News and Opinion from Sisters, Oregon
In the lead-up to the election, Sisters area residents are even more vigorous in expressing their opinions than usual. This I believe to be a good thing.
Publications such as newspapers balance a variety of agendas and necessities. The editor acts as a filter and gatekeeper, helping writers understand the larger context and audience for their work.
The editor typically influences their community and is influenced heavily by it. In a geographically based publication, the editor needs to understand the breadth, depth, and width of that audience, unless it is a niche publication aimed at singing to a particular choir.
Often the editor will present a combination of coverage that much of their audience is likely to immediately appreciate, mixed with items that some readers might find challenging or unpleasant.
Some people think their local newspaper or magazine should print everything: every unsubstantiated accusation, opinion, and press release. Some think a newspaper should send a reporter to cover their business or organization’s pet issue when that organization hasn’t produced adequate communications such as a well-written press release.
I often talk with people who assume that on-staff editors and freelance writers like me have unlimited time and resources to cover every single item and every viewpoint. This is frankly crazy.*
Most everyday people do not have time to sit and vet every link on their Facebook feed, to research the facts behind every TikTok video and YouTube conspiracy. (Please, don’t click “share” on those items.)
Similarly, professionals in the field receive an enormous flood of letters, emails, wire stories, and press releases. We do our best with the time we have, often working at very low rates because we care about our communities.
How about opinions? Does your local publication owe it to you to run every letter to the editor it receives? I would argue no. The Internet is a bastion for that kind of unfiltered, unmoderated, unedited content.
Online opinions and news alike grow overwhelming in the globalized media marketplace. If we trust the Internet and get our news from aggregators like MSN or Apple News, or from social media and video platforms, we’re more likely to get stuck in our belief bubbles.
We entrust profit-driven algorithms, LLMs, and AI to select which news items we will likely follow, read, watch, comment upon, and share. The technology doesn’t have our community’s best interests in mind. It is mindless, programmed to feed us whatever material is most likely to “engage” us.
Research shows that most people are more likely to be hooked by fear and anger than by reasonable headlines and thoughtful essays. Depending on our personalities, the technologies feed us apocalyptic, paranoid material or outrageous political shenanigans that get our self-righteousness brewing.
Those who think they’re too clever to be influenced by this stuff are deluding themselves.*
Basically, invisible robots are influencing our beliefs and how we interact with each other. I appreciate a human editor.

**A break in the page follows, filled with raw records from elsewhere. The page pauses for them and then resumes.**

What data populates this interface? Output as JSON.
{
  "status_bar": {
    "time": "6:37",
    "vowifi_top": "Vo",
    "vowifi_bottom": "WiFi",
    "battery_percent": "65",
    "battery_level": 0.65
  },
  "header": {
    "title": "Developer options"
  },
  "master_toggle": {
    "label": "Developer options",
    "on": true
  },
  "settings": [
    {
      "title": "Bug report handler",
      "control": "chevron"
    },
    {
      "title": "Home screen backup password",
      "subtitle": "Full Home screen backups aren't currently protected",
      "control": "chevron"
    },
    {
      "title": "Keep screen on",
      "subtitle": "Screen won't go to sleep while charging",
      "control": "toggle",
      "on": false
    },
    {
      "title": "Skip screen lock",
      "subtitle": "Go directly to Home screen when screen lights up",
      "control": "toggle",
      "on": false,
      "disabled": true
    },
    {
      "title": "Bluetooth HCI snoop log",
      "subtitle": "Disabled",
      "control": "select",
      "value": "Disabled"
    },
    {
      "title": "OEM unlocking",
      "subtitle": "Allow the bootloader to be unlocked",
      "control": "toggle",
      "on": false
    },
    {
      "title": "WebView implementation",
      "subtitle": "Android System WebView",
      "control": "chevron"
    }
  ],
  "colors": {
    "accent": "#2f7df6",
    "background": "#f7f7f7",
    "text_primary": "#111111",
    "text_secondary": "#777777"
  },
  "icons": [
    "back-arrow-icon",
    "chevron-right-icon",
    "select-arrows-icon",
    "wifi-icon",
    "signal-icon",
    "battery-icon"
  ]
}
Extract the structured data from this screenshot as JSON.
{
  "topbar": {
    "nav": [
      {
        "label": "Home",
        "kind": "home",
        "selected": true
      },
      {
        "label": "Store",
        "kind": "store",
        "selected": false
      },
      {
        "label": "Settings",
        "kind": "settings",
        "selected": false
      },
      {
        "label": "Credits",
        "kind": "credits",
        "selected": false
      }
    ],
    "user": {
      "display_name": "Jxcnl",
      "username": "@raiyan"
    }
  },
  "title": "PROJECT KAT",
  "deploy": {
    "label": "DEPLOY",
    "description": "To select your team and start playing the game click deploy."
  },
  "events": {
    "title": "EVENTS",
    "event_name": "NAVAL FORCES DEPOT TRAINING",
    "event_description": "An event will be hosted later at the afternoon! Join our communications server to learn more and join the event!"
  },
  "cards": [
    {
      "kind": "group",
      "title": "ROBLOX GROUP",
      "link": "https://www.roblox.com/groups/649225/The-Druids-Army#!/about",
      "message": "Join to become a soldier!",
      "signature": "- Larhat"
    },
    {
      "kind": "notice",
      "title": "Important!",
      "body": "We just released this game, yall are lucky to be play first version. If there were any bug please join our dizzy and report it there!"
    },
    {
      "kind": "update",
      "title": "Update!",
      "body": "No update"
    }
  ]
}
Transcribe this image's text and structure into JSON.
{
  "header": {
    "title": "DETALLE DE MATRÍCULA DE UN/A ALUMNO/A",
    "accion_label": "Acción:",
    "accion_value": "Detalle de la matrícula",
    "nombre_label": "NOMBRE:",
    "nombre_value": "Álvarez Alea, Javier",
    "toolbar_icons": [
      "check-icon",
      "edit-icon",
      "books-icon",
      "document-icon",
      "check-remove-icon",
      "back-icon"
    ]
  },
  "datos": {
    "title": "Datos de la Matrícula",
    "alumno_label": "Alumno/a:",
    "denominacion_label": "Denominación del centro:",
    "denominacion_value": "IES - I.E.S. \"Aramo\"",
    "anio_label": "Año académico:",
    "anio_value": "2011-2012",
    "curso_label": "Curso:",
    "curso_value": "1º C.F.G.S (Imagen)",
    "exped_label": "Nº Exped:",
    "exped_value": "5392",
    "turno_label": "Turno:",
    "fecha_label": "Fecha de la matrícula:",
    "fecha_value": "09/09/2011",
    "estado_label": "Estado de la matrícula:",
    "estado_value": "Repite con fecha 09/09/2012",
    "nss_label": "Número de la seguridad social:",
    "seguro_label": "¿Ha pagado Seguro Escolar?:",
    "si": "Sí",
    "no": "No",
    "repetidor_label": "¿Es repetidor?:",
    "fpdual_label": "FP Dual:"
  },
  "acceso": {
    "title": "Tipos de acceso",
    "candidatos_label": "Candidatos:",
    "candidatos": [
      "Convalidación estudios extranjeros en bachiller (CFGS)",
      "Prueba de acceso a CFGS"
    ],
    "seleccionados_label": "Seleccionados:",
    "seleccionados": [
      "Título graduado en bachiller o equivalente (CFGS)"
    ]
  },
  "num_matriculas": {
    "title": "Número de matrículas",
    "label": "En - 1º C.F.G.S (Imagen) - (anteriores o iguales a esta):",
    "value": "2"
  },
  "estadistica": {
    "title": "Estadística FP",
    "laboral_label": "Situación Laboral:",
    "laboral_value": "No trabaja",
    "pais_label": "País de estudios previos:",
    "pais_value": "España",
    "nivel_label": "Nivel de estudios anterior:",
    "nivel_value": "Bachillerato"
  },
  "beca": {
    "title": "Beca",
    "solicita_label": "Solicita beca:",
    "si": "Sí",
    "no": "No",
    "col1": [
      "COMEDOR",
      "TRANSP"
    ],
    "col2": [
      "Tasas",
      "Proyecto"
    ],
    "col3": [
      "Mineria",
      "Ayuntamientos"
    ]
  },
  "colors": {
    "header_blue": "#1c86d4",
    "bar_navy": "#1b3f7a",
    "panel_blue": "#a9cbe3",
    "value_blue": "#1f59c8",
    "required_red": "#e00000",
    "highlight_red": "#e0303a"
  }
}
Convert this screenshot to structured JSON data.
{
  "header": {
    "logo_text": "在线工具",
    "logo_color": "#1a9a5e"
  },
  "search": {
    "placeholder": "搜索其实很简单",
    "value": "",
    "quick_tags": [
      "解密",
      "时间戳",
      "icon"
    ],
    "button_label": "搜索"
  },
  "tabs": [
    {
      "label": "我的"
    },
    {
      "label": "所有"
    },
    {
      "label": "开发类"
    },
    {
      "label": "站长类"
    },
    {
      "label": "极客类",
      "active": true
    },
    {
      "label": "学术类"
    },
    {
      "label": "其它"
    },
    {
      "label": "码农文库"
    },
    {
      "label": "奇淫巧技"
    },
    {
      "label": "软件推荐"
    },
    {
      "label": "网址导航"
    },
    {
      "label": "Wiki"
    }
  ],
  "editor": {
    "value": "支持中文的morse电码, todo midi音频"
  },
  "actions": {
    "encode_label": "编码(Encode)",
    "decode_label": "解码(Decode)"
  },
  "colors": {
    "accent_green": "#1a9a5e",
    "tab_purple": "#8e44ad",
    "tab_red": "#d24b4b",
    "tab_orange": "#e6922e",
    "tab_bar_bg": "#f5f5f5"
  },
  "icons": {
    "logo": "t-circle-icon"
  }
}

Our town is blessed to have our own newspaper with a highly engaged readership and an experienced editor at the helm, one that carefully steers the ship through often stormy seas. (Jim, if you cut that sentence, I’m going to holler censorship!)
What if your local paper publishes a column or letter to the editor with which you disagree? That means your editor is doing their job. That job isn’t to placate everybody; it’s to represent a multiplicity of voices and stories throughout a community.
Sisters Country is a polka-dot assortment of red, blue, and purple voters, plus whatever color we use for NAVs (non-affiliated voters). The Nugget rightly publishes opinions and articles addressing a wide range of interests and belief systems.
Recently, a letter proclaiming that women are too emotional to be leaders caused an uproar. The Nugget responded not by chastising the letter writer nor by deciding not to print the letter.
Instead, the newspaper ran it, then opened many pages of the following week’s edition to community opinions. A whole series of letters were published, exposing the original opinion as sexist and factually incorrect.
Many of those steaming responses made one mistake. Their beef wasn’t just with the odious opinion expressed. They were angry with The Nugget for publishing something they didn’t like.
But, surprising as it may be to progressives living an up-to-date 21st century life, loads of people believe women can’t handle a tough leadership job. (Please, folks: go give birth to a baby, run a business as many women do, head up household and childrearing leadership in the home, then take on the traditionally female-majority career of teaching, a.k.a. leading our society’s future. Then get back to me.)
So here we are. With the many letters published, now both the anti-women-in-leadership crowd and those with more contemporary beliefs have been exposed to other viewpoints. The issue was taken head-on. That’s a wonderful use of the printed commons that is your thriving local newspaper.
At a real publication, one with actual editors and community-based writers on board, someone thoughtful and knowledgeable sits down and thinks through local issues and opinions. It’s okay if we don’t always agree.
Note: I am not a Nugget employee and The Nugget has not endorsed my opinion.